Lawrence found that the raw data did not match the study’s public results, with discrepancies in three of the four study arms measuring patient deaths as an outcome.
“In their paper, the authors claim that four out of 100 patients died in their standard treatment group for mild and moderate Covid-19. According to the original data they uploaded, the number was 0 (the same as the ivermectin treatment group). In their ivermectin treatment group for severe Covid-19, the authors claim two patients died – the number in their raw data is four.”
Lawrence shared the study’s original data with Nick Brown, a data analyst affiliated with Linnaeus University in Sweden who reviews scientific papers for errors, who found multiple instances of data being copied between patients, including the typo “coguh” for “cough”.
“It is also unlikely that these repetitions of data are due to an innocent copy and paste error when rearranging records in the file, as some columns contain identical patterns of data with minor adjustments to one or two numbers (possibly to make the fabrication less obvious),” said Lawrence.
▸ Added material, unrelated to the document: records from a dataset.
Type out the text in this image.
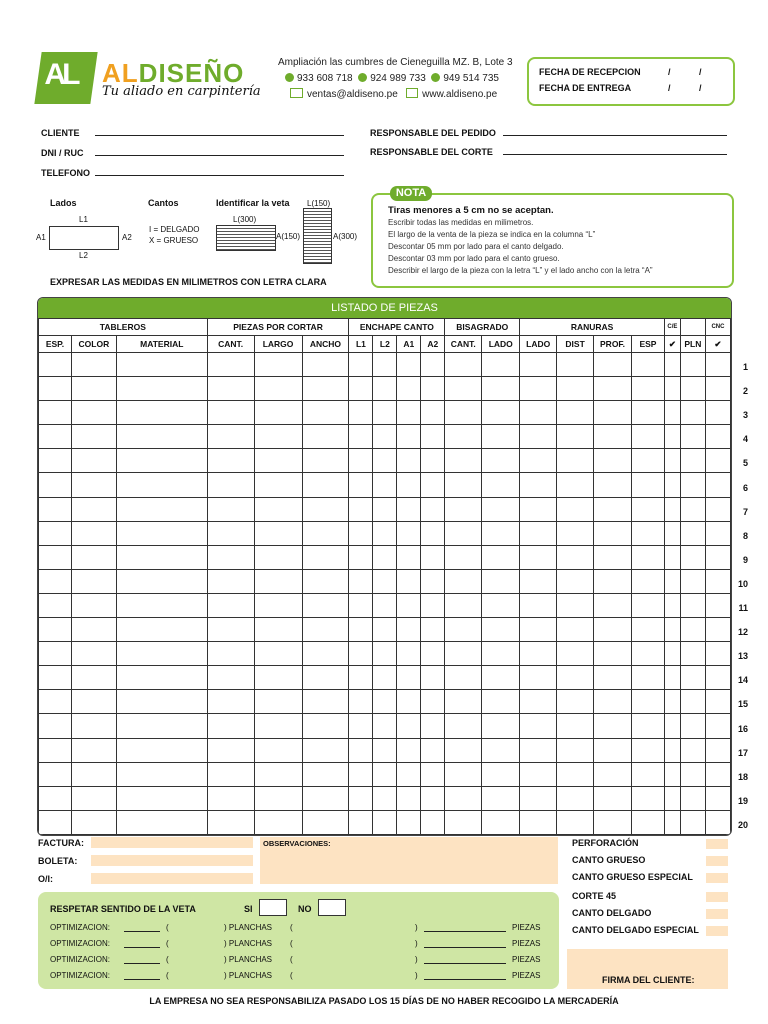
AL ALDISEÑO
Tu aliado en carpintería
Ampliación las cumbres de Cieneguilla MZ. B, Lote 3
933 608 718 924 989 733 949 514 735
ventas@aldiseno.pe www.aldiseno.pe
FECHA DE RECEPCION	/	/
FECHA DE ENTREGA	/	/
CLIENTE
DNI / RUC
TELEFONO
RESPONSABLE DEL PEDIDO
RESPONSABLE DEL CORTE
Lados	Cantos	Identificar la veta
L1
A1	A2
L2
I = DELGADO
X = GRUESO
L(300)
A(150)
L(150)
A(300)
EXPRESAR LAS MEDIDAS EN MILIMETROS CON LETRA CLARA
NOTA
Tiras menores a 5 cm no se aceptan.
Escribir todas las medidas en milimetros.
El largo de la venta de la pieza se indica en la columna “L”
Descontar 05 mm por lado para el canto delgado.
Descontar 03 mm por lado para el canto grueso.
Describir el largo de la pieza con la letra “L” y el lado ancho con la letra “A”
LISTADO DE PIEZAS
TABLEROS			PIEZAS POR CORTAR			ENCHAPE CANTO				BISAGRADO		RANURAS				C/E		CNC
ESP.	COLOR	MATERIAL	CANT.	LARGO	ANCHO	L1	L2	A1	A2	CANT.	LADO	LADO	DIST	PROF.	ESP	✔	PLN	✔

1
2
3
4
5
6
7
8
9
10
11
12
13
14
15
16
17
18
19
20
FACTURA:
BOLETA:
O/I:
OBSERVACIONES:	PERFORACIÓN
CANTO GRUESO
CANTO GRUESO ESPECIAL
CORTE 45
CANTO DELGADO
CANTO DELGADO ESPECIAL
FIRMA DEL CLIENTE:
RESPETAR SENTIDO DE LA VETA	SI	NO
OPTIMIZACION:	(	) PLANCHAS (	)	PIEZAS
OPTIMIZACION:	(	) PLANCHAS (	)	PIEZAS
OPTIMIZACION:	(	) PLANCHAS (	)	PIEZAS
OPTIMIZACION:	(	) PLANCHAS (	)	PIEZAS
LA EMPRESA NO SEA RESPONSABILIZA PASADO LOS 15 DÍAS DE NO HABER RECOGIDO LA MERCADERÍA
Sydney-based doctor and researcher Kyle Sheldrick, who had been independently looking at the Elgazzar paper, reportedly found that many of the patients in the study who died appeared to be duplicates, comprising around half of recorded deaths.
“To Sheldrick, fraud is the most straightforward explanation for these findings. Although much of the patient data is identical, minor changes exist, further proving that a simple copy and paste error cannot be the cause of the duplicates,” said Lawrence.
Meyerowitz-Katz similarly found apparent data cloning in the Elgazzar paper, tweeting: “This is a very common feature of scientific fraud.”
He told The Guardian that it appeared to him the data was “just totally faked”.
“Because the Elgazzar study is so large, and so massively positive – showing a 90 per cent reduction in mortality – it hugely skews the evidence in favour of ivermectin,” Meyerowitz-Katz was quoted saying.
“If you remove this one study from the scientific literature, suddenly there are very few positive randomised control trials of ivermectin for Covid-19. Indeed, if you get rid of just this research, most meta-analyses that have found positive results would have their conclusions entirely reversed.”
The World Health Organization said last March that ivermectin should not be used to treat Covid-19 outside clinical trials, while the United States’ Food and Drug Administration has also strongly advised against using ivermectin — often used in the US to treat or prevent parasites in animals — as Covid-19 treatment.